The A111 was derived from Primula mechanicals, but much bigger and more spacious, marking the first (and only) entry of the brand into the small family car class. As usual, it was priced higher than similar Fiat models, notably the first front-wheel drive Fiat per se, the Fiat 128, and did not find much favour with customers. After little more than 50,000 A111s were made, production ended in 1972.
The A112 was much more successful. A modern, front-wheel drive supermini it was in many ways similar to the Innocenti Mini, which gained substantial popularity in Italy, following on from the popularity of the original Mini throughout Europe. Similarly, the A112 saw strong demand and built a loyal following, reinforced by the introduction of Abarth sporting versions and Autobianchi's engagement in racing with modified versions of the model.

With Primula production ceasing in 1970 and the quick demise of the A111, Autobianchi became effectively a one-model brand.

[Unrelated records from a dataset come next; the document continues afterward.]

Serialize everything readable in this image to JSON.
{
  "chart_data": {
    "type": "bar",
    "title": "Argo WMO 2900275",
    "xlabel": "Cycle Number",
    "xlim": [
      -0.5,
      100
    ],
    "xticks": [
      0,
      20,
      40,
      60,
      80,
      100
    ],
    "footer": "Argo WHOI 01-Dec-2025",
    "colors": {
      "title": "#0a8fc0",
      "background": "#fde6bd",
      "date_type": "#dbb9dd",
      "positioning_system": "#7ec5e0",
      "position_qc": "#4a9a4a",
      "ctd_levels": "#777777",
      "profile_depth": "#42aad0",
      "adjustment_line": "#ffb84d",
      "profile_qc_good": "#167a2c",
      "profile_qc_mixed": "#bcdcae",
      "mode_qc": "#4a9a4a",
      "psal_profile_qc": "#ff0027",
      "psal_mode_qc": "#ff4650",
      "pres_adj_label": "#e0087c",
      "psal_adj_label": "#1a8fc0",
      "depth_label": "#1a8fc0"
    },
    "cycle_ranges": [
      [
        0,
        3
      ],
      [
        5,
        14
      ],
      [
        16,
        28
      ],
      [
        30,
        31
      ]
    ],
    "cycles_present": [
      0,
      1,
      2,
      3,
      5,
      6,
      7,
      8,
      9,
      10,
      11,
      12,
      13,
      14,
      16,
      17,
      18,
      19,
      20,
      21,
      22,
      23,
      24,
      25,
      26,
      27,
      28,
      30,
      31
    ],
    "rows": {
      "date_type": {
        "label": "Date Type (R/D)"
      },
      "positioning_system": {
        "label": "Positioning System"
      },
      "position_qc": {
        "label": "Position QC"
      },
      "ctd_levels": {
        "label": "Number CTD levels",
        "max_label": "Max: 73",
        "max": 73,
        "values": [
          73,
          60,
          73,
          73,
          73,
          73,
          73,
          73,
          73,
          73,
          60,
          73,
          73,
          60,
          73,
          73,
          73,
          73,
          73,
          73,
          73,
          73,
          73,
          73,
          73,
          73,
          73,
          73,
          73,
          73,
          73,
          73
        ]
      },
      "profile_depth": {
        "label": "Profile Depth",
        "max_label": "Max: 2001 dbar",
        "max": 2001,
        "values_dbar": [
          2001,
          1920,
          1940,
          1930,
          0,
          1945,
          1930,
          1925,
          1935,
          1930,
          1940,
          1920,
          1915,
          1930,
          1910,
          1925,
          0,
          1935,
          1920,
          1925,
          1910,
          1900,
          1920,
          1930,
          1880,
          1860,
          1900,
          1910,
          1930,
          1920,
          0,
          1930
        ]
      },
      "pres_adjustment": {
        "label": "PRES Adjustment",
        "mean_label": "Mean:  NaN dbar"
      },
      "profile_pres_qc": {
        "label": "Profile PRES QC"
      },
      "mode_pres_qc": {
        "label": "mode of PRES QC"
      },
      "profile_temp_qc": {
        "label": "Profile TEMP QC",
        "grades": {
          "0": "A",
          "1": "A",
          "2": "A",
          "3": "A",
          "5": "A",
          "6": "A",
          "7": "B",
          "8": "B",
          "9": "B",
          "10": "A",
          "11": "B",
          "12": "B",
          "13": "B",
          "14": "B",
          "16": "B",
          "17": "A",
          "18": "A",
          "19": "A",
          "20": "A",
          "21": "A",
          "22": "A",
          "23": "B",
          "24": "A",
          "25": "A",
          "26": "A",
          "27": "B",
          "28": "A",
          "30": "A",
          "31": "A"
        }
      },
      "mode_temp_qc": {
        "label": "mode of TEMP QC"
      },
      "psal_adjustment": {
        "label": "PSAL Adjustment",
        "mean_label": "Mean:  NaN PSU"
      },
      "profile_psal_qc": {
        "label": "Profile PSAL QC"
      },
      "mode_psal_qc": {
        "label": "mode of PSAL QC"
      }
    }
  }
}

Consequently, the A112 was marketed as a Lancia from the mid-1970s in most markets, except for Italy, France and Israel, where it retained the Autobianchi branding until the end of production.

===Discontinuation===
The A112 continued in production for 17 years, with frequent, often substantial, changes. After production over 1,250,000, the last A112 was built in May 1986 and was replaced by the Autobianchi Y10, based mechanically on the Fiat Panda. Branded as a Lancia for most export markets (except for France and Israel, until 1989), it retained Autobianchi badging and branding in Italy. The Desio plant closed in 1992 and the Y10 replaced by the Lancia Y (branded as Lancia in all markets including Italy), the Autobianchi brand ended in 1996.

The rights to the brand are now held by the Registro Autobianchi, the official club of the marque in Italy.